Inner Product Between States of Multiple Particles

[Wledig]

$$<p_1 p_2|p_A p_B> = \sqrt{2E_1 2E_2 2E_A 2E_B}<0|a_1 a_2 a_{A}^{\dagger} a_{B}^{\dagger} |0>$$ $$=2E_A2E_B(2\pi)^6(\delta^{(3)}(p_A-p_1)\delta{(3)}(p_B-p_2) + \delta^{(3)}(p_A-p_2)\delta^{(3)}(p_B-p_1))$$

The identity above seemed easy, until I tried to prove it. I figured I could work this out backwards opening all the commutators:

$$[a_A,a_{1}^{\dagger}]\cdot[a_B,a_{2}^{\dagger}]+[a_A,a_{2}^{\dagger}]\cdot[a_B,a_{1}^{\dagger}]$$

My idea was that this would reduce to $a_1 a_2 a_{A}^{\dagger} a_{B}^{\dagger}$, but that just didn't happen. What am I overlooking here?

 

[vanhees71]

You should use the commutation relations to bring one annihilation operator to the very right, leading to 0, because it annihilates the vacuum state. The only building block you really need is that (obviously in your convention of normalization of the momentum states),
$$[\hat{a}_1,\hat{a}_2^{\dagger}]=(2 \pi)^3 \delta^{(3)}(\vec{p}_1-\vec{p}_2).$$

 

[Wledig]

Ok, I tried it again.

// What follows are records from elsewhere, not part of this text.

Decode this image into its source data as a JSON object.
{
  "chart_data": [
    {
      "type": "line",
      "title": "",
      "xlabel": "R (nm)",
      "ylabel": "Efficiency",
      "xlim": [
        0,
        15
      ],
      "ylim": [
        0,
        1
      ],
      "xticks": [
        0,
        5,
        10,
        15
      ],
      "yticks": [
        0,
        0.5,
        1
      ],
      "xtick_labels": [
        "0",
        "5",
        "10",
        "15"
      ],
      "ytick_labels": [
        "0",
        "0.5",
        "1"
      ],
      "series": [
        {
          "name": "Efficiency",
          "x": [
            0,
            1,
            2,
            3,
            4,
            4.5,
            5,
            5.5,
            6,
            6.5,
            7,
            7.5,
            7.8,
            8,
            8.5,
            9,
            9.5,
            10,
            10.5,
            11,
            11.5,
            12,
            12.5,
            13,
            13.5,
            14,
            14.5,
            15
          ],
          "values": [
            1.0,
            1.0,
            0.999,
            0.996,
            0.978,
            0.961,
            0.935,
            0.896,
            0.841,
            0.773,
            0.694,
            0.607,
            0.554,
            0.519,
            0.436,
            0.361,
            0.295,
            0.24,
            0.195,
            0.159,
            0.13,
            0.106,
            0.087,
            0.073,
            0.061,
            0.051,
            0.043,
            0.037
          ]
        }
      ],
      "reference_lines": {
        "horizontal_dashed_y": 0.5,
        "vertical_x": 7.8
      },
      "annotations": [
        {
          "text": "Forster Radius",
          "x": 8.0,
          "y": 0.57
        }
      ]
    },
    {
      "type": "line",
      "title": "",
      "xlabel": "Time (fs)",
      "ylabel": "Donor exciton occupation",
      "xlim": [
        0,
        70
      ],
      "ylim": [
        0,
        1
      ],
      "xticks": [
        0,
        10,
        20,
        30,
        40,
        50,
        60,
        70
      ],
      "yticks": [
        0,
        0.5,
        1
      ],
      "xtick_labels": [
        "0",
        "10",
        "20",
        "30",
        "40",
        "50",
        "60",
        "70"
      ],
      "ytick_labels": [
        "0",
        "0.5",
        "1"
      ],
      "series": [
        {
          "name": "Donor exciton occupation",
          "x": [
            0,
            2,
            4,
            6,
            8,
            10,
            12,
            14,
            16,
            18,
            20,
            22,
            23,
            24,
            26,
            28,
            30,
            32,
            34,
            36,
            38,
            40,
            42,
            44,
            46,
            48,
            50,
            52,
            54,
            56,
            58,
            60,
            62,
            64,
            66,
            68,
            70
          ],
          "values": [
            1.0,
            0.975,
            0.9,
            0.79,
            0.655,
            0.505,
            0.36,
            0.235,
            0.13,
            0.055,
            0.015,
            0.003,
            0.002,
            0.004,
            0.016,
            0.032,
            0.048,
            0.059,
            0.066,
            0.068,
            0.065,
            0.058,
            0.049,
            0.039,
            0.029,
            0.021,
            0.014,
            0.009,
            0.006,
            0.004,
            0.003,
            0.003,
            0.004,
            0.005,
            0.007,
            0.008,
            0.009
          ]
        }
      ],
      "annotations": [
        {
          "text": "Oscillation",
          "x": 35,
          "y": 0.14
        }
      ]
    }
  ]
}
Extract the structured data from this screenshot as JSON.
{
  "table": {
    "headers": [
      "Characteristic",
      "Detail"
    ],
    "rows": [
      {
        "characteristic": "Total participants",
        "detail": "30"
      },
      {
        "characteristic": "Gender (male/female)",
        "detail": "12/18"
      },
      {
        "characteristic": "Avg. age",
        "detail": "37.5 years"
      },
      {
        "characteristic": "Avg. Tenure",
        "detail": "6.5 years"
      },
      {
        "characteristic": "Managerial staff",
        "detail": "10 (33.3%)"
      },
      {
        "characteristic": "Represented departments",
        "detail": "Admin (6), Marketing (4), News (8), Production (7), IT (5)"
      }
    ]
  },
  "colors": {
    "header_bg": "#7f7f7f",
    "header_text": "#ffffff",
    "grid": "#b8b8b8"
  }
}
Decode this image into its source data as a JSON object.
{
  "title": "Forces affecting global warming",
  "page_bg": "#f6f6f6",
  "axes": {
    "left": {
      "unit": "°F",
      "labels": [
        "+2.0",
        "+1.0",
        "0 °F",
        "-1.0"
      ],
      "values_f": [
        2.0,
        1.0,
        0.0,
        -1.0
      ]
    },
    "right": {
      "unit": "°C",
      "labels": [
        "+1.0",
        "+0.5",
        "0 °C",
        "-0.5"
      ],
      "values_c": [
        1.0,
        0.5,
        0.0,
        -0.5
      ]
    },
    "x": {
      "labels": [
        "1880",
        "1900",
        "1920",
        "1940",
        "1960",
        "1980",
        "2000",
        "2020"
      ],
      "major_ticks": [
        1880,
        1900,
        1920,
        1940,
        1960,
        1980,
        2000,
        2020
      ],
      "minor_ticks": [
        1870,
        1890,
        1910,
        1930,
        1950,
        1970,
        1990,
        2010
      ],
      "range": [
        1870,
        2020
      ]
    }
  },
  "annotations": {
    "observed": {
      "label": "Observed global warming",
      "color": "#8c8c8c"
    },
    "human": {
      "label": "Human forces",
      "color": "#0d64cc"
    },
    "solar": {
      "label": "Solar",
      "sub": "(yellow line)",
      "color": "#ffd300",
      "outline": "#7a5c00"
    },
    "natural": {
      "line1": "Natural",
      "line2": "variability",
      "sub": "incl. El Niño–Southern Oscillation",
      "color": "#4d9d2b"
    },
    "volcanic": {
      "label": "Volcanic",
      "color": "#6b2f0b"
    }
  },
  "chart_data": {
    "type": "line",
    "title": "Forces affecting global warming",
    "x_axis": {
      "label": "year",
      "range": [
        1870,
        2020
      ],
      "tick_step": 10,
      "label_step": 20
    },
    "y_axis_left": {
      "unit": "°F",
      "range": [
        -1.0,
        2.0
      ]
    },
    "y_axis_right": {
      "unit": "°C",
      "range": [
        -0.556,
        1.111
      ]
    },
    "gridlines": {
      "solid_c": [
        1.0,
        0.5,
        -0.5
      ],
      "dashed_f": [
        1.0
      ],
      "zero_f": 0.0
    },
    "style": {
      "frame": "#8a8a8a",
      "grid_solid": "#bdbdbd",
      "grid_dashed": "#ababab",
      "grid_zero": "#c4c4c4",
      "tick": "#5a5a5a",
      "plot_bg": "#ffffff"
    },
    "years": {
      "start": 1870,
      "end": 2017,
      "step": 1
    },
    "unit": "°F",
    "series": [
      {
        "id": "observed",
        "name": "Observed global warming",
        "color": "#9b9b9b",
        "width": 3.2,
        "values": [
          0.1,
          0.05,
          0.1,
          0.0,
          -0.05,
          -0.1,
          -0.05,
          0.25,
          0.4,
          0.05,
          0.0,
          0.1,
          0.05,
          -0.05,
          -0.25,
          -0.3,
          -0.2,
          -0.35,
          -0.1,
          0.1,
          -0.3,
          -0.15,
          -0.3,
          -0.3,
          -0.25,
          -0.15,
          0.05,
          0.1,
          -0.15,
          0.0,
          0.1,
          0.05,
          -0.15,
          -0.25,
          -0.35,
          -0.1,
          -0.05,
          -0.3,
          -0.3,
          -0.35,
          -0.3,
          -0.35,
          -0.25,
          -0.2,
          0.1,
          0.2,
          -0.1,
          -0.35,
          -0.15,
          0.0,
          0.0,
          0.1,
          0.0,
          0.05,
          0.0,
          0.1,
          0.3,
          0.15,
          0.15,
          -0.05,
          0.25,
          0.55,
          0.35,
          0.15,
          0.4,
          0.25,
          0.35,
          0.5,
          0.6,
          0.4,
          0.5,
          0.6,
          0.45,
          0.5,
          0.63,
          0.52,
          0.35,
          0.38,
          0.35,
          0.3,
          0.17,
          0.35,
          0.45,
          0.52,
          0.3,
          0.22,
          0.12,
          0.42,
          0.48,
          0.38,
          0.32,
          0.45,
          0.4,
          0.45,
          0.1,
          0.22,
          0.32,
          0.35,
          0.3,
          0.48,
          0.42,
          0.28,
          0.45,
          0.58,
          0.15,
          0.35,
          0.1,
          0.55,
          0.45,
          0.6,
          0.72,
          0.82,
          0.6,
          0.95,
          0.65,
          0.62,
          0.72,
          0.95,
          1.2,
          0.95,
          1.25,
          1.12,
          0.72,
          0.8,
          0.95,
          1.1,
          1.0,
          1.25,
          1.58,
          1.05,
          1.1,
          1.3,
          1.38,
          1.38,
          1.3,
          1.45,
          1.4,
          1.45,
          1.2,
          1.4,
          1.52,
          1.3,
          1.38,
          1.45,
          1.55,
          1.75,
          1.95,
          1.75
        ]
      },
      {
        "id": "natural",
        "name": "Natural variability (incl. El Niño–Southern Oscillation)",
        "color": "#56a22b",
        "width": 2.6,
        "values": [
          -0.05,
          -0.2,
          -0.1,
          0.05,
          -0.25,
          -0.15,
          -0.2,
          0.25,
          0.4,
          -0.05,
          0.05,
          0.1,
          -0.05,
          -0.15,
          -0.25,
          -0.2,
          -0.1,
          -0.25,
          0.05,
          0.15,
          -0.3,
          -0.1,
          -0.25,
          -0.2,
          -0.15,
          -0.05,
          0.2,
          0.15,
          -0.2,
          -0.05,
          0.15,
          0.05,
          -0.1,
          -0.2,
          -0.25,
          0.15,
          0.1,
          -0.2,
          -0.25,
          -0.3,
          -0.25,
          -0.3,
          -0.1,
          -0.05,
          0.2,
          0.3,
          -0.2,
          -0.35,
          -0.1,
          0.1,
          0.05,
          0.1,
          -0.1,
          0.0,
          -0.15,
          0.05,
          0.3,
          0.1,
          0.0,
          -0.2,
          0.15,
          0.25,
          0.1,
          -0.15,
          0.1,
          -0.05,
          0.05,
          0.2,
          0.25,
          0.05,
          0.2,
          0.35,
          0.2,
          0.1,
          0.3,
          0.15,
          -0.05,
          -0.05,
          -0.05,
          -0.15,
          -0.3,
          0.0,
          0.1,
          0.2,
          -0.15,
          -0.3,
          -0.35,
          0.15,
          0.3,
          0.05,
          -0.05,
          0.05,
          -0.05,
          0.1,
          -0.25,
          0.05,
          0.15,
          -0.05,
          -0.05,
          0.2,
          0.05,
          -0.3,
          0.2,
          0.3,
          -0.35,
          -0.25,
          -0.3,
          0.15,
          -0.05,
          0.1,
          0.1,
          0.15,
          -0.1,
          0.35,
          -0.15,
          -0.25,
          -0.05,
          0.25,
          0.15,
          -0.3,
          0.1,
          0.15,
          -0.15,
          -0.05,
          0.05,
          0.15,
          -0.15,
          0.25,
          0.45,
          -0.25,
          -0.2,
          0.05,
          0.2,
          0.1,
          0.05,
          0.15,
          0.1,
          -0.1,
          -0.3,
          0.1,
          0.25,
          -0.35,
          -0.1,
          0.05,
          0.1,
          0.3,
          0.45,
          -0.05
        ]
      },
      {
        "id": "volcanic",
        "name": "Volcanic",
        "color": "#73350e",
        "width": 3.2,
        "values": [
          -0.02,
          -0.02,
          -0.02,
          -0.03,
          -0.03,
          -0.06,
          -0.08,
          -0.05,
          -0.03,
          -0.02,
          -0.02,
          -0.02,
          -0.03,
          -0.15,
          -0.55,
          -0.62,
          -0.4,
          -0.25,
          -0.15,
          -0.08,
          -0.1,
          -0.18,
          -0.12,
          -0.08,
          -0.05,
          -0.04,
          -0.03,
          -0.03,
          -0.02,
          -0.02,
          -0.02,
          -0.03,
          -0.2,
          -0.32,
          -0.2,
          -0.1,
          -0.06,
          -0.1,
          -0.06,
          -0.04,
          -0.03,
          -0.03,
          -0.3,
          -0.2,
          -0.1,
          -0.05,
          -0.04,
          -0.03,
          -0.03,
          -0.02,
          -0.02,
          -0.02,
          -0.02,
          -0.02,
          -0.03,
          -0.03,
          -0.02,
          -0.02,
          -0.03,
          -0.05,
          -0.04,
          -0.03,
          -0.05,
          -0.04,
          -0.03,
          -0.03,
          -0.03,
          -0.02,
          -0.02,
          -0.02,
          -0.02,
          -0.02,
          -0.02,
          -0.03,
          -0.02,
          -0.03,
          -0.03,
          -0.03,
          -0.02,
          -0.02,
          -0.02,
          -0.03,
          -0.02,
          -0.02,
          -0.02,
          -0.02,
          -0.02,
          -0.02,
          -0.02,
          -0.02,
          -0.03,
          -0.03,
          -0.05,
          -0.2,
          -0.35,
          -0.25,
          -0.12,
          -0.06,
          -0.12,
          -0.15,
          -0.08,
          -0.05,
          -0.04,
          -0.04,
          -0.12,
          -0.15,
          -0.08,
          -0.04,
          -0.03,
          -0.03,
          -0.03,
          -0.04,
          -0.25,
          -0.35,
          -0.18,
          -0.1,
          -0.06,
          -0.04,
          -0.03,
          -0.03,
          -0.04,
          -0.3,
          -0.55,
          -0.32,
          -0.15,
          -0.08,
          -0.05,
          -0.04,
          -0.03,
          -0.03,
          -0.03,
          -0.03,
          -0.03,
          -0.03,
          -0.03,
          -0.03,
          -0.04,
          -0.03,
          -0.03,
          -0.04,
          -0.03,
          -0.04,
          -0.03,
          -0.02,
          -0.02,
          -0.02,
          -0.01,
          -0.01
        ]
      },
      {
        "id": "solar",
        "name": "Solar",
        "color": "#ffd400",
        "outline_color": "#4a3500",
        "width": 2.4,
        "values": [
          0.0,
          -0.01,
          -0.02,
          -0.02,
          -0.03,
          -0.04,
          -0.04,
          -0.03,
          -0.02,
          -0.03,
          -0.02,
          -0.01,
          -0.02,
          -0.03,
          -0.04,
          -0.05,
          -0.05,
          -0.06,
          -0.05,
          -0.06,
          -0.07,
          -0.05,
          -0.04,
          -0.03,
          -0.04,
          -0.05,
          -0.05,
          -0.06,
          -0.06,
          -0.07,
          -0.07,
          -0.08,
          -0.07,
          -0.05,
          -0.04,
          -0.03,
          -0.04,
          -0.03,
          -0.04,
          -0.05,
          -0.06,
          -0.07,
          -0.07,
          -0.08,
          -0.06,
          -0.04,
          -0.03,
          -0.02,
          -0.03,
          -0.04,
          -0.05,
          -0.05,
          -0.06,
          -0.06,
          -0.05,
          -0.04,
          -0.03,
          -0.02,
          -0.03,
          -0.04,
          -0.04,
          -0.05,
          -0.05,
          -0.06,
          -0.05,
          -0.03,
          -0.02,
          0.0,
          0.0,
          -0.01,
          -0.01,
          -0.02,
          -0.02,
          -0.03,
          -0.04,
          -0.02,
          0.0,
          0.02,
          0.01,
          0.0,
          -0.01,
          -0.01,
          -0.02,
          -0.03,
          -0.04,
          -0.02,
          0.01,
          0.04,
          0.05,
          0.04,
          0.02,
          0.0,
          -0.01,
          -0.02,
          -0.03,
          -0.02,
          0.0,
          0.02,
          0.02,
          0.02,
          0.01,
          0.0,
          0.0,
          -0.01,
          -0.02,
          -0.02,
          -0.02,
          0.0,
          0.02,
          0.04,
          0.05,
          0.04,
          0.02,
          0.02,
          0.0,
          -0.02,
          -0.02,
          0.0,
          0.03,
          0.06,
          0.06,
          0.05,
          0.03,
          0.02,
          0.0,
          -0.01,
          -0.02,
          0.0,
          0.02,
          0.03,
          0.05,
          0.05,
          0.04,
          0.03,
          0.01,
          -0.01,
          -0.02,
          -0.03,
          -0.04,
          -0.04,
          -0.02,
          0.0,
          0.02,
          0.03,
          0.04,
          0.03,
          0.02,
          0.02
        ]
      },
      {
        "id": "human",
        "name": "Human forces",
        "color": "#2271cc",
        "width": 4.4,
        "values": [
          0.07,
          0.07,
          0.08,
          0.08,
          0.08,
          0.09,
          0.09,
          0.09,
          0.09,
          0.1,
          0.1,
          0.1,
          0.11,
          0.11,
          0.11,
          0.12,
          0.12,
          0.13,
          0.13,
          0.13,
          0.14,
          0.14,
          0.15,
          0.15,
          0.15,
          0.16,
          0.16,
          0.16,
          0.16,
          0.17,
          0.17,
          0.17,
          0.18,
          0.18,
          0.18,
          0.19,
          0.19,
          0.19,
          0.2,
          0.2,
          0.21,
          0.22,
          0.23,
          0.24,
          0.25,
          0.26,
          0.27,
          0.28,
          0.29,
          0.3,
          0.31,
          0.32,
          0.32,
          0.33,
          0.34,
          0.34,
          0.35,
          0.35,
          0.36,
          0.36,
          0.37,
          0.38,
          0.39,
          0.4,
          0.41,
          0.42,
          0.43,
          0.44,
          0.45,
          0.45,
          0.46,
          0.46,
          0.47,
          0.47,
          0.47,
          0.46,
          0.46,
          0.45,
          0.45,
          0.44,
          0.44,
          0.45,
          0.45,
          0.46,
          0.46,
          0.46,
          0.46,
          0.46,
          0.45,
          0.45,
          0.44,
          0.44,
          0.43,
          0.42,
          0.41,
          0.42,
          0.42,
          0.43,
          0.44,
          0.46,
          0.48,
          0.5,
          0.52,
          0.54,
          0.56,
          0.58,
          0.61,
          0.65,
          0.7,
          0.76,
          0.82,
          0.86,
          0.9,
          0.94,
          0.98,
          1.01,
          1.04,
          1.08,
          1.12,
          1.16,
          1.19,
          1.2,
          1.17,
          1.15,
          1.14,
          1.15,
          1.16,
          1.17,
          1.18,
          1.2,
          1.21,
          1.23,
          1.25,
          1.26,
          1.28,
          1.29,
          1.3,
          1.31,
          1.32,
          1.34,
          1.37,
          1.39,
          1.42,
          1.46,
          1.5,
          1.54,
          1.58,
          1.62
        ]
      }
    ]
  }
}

This time I tried doing it directly using the commutator relation to open the $a_2a_{A}^{\dagger}$ term, but I seem to be getting a sign error somehow:
$$a_1((2\pi)^3\delta^3(p_2-p_A)+a_{A}^{\dagger}a_2)a_{B}^{\dagger} $$
$$=a_1 a_{B}^{\dagger}(2\pi)^3\delta^3(p_2-p_A)+ a_1a_{A}^{\dagger}a_2a_{B}^{\dagger}$$
$$=((2\pi)^3\delta^3(p_1-p_B)+\underbrace{a_{B}^{\dagger}a_1}_0)((2\pi)^3\delta^3(p_2-p_A))+a_1a_{A}^{\dagger}((2\pi)^3\delta^3(p_2-p_B)+\underbrace{a_{B}^{\dagger}a_2}_0)$$

$$=(2\pi)^6(\delta^3(p_1-p_B)\delta^3(p_2-p_A)+\delta^3(p_2-p_A)+\delta^3(p_1-p_A)\delta^3(p_2-p_B))$$

 

[vanhees71]

I don't see, where you get the 2nd term in the bracket from, and then there's everything fine.

 

[Wledig]

I did the same thing that I had done with $a_2a_{A}^{\dagger}$, but this time for $a_2 a_{B}^{\dagger}$:

$$a_2 a_{B}^{\dagger} = [a_2,a_{B}^{\dagger}] + a_{B}^{\dagger}a_2$$

I did this to $a_1 a_{B}^{\dagger}$ and $a_1 a_{A}^{\dagger}$ too. The result is pretty close to what I wanted, but not the same. I should somehow be getting commutator terms like $[a_{A},a_{2}^{\dagger}]$ to account for $\delta^{3}(p_A-p_2)$ for example.

 

[Wledig]

Nevermind, you're right. It's the same thing as the expression I wanted, since: $$\delta^3(p_A-p_2)=\delta^3(-(p_2-p_A) )= \frac{\delta^3(p_2-p_A)}{|-1|}=\delta^3(p_2-p_A)$$
Everything is fine.

 

[vanhees71]

Note that this entire exercise is formalized in "Wick's theorem" and finally written in an ingenious notation as Feynman diagrams!